Metals recycler Aqua Metals has been hit with a $7 million settlement after a US court found it misled investors between 2016-17 regarding its lead-acid battery recycling refining process.
Aqua Metals artificially inflated its stock price by misleading investors about the viability and profitability of its lead-acid battery recycling technology— and when the truth about the technology was revealed, Aqua Metals’ stock price plummeted in a series of one-day drops.
The settlement includes $6.5 million in cash— funded via the company’s D&O insurance carriers — and gives Aqua Metals the option of paying the remaining $500,000 in common stock or cash.
The case was heard by the U.S. District Court for the Northern District of California (The Court).
Investors brought the securities class action lawsuit against Aqua Metals and some of its officers and directors in December 2017.

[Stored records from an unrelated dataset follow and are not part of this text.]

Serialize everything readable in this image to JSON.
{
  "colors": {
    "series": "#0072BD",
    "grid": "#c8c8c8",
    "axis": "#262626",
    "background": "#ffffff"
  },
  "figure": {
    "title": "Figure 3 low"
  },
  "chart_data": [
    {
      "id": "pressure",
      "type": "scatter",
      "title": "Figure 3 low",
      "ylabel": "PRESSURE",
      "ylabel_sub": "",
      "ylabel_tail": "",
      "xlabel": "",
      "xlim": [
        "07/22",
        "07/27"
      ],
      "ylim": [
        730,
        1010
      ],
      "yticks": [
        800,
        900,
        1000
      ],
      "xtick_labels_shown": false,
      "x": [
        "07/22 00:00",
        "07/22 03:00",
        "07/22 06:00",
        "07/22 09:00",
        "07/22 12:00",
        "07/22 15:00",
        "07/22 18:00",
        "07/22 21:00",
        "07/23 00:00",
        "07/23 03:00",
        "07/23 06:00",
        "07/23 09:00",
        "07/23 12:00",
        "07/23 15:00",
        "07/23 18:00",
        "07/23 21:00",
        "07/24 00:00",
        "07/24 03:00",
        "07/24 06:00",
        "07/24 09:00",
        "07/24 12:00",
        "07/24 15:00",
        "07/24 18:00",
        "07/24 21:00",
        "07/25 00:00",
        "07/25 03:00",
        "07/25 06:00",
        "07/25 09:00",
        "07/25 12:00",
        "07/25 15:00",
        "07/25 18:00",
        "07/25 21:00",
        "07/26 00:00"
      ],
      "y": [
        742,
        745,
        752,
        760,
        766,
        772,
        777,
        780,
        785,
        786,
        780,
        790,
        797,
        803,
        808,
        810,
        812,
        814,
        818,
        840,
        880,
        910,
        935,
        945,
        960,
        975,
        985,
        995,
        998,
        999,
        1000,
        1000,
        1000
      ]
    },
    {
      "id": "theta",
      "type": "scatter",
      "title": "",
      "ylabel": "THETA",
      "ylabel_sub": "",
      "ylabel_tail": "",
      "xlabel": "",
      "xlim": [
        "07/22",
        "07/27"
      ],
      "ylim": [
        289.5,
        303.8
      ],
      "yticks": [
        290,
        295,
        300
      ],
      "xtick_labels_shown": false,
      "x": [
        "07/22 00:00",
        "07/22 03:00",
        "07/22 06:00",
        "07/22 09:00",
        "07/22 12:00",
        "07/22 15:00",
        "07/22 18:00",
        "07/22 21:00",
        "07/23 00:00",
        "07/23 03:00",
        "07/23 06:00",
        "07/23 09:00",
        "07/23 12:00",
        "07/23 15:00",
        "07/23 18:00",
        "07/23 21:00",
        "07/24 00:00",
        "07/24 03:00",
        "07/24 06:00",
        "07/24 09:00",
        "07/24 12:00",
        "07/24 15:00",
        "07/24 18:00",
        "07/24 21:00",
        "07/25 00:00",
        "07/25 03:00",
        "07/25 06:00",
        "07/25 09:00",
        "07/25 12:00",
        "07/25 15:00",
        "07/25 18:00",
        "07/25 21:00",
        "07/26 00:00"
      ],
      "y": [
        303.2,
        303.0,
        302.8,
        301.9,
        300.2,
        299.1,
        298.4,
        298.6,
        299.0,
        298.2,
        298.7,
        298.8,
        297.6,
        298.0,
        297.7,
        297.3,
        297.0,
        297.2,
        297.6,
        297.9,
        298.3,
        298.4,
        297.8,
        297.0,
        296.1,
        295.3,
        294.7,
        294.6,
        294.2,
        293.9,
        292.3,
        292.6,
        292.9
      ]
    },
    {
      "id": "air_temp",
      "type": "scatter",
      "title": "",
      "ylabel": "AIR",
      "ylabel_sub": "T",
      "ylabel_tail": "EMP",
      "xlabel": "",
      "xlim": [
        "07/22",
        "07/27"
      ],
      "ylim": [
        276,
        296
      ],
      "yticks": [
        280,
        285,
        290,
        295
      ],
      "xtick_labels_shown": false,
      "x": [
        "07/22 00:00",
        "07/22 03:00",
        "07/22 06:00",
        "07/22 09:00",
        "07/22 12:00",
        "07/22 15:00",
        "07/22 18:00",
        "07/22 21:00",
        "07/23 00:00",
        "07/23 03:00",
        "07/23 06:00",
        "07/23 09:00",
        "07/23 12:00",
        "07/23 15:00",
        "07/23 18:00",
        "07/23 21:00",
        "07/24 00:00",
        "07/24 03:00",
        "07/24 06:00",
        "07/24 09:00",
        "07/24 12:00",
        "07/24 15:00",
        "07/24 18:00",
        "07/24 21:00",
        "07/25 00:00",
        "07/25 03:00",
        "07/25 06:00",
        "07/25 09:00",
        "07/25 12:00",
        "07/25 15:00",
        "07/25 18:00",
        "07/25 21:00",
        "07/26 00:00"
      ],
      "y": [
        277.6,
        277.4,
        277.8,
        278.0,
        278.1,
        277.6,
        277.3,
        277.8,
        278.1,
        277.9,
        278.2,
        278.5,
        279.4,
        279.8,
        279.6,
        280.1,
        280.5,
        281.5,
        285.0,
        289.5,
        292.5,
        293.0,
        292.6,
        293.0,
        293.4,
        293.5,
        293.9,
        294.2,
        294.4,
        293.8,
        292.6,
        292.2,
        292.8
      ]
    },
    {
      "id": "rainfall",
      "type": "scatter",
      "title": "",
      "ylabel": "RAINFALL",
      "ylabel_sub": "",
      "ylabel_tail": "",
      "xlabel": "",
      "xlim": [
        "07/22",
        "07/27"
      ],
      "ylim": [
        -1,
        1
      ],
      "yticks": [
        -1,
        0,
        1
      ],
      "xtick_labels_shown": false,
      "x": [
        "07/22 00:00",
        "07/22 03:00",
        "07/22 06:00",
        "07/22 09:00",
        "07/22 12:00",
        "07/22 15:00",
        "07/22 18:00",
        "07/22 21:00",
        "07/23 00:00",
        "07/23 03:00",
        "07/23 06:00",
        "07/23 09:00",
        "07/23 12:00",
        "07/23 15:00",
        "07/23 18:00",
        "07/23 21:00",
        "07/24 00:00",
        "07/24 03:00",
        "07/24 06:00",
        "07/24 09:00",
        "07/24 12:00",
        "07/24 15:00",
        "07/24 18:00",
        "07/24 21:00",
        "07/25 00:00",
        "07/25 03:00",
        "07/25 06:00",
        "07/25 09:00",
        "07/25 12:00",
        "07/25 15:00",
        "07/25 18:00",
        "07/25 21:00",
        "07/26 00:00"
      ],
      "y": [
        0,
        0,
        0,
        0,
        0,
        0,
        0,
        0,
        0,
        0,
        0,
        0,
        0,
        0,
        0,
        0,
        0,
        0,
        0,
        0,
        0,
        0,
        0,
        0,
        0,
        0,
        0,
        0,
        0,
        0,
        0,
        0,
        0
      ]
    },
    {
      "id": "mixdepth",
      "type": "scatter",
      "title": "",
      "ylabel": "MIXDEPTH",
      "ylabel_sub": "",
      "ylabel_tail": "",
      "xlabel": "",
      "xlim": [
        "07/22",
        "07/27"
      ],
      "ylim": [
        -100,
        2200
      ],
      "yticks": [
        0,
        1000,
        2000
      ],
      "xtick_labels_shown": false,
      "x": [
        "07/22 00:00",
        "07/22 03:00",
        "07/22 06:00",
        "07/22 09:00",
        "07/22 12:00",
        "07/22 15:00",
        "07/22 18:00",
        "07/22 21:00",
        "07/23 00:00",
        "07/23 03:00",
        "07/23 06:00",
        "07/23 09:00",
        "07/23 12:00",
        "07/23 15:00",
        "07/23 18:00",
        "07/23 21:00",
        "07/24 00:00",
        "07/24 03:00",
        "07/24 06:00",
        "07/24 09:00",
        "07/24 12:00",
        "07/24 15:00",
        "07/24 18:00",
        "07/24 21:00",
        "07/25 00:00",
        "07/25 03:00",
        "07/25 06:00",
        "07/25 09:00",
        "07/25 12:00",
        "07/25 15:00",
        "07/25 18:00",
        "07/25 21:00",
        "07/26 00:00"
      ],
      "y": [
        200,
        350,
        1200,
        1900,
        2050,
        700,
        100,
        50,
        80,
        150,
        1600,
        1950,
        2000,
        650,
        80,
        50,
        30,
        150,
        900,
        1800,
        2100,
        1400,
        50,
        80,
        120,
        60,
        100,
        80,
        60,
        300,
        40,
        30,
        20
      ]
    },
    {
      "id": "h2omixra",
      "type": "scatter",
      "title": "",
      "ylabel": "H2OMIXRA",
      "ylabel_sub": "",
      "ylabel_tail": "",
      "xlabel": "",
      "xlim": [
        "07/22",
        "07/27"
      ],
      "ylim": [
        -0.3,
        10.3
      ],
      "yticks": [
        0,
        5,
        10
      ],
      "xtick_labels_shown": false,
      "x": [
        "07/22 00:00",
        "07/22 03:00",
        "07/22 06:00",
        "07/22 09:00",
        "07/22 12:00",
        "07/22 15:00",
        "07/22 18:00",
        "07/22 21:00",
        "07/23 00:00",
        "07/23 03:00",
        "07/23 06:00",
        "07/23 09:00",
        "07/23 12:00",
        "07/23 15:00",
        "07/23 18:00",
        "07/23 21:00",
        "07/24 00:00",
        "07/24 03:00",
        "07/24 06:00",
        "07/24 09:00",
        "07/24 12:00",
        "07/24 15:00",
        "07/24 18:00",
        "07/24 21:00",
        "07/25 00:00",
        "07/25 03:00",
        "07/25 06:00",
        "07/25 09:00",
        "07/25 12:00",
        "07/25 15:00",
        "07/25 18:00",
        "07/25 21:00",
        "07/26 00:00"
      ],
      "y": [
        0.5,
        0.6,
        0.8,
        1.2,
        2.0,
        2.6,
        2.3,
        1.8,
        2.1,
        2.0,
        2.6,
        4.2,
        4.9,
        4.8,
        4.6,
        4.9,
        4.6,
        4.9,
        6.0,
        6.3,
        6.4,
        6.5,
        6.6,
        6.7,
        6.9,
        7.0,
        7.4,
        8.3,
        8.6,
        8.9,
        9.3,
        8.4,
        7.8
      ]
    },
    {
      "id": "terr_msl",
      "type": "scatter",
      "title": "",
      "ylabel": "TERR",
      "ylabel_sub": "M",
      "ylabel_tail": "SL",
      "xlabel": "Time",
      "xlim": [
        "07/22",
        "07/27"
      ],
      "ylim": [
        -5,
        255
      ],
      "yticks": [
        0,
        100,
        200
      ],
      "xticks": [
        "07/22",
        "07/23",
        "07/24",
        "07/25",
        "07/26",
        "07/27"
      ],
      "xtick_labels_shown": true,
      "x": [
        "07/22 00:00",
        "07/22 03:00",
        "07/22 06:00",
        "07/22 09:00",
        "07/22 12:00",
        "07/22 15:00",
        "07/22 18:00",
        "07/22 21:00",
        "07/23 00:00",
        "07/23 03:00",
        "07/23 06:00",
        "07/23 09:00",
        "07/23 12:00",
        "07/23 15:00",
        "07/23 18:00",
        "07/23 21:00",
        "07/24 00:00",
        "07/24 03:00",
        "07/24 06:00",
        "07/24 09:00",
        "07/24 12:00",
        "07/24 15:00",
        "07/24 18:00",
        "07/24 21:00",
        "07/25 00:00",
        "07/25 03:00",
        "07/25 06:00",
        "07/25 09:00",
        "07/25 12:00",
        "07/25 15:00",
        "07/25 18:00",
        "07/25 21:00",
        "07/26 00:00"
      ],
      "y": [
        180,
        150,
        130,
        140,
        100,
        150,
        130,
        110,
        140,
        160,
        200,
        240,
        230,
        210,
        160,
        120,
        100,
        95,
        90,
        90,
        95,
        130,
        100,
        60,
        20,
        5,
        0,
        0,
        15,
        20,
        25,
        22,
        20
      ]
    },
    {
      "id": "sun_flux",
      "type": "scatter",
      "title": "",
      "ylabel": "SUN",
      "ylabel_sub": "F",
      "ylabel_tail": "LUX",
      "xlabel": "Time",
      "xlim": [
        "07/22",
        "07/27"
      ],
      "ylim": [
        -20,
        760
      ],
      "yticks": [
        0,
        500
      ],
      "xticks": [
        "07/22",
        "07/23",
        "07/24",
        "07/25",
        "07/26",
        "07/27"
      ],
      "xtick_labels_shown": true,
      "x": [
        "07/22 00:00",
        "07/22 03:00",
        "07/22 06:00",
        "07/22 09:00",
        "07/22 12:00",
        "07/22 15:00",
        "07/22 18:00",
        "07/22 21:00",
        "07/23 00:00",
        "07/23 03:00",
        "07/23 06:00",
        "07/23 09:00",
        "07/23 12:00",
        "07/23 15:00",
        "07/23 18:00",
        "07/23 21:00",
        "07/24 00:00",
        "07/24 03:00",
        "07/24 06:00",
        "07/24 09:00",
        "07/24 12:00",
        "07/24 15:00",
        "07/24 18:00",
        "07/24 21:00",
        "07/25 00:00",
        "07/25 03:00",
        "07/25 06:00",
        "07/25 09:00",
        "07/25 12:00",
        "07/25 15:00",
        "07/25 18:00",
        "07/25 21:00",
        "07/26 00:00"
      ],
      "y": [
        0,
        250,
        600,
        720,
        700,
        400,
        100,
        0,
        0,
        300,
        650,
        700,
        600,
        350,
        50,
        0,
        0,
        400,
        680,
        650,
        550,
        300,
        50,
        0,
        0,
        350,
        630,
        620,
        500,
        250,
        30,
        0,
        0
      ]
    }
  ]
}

Plaintiffs represented themselves and investors who purchased, or otherwise acquired, common stock of Aqua Metals sold between 19 May, 2016 and 9 November, 2017.
Aqua Metals will make a $7 million non-reversionary payment into a Settlement Fund, which will consist of $6.5 million in cash to be funded by its D&O insurance carriers and $500, 000 in either its common stock or cash, at Aqua Metals’ sole option.
A third-party settlement administrator will determine each authorised claimant’s share of the Net Settlement Fund based upon the recognised loss formula (Recognised Loss).
Each authorised claimant’s Recognised Loss calculation depends on several factors, including when they purchased or otherwise acquired Aqua Metals securities during the Settlement Class Period and in what amounts, and whether such securities were sold and, if sold, when and for what amounts.
Aqua Metals had not replied to BEST regarding the judgment at the time of publication.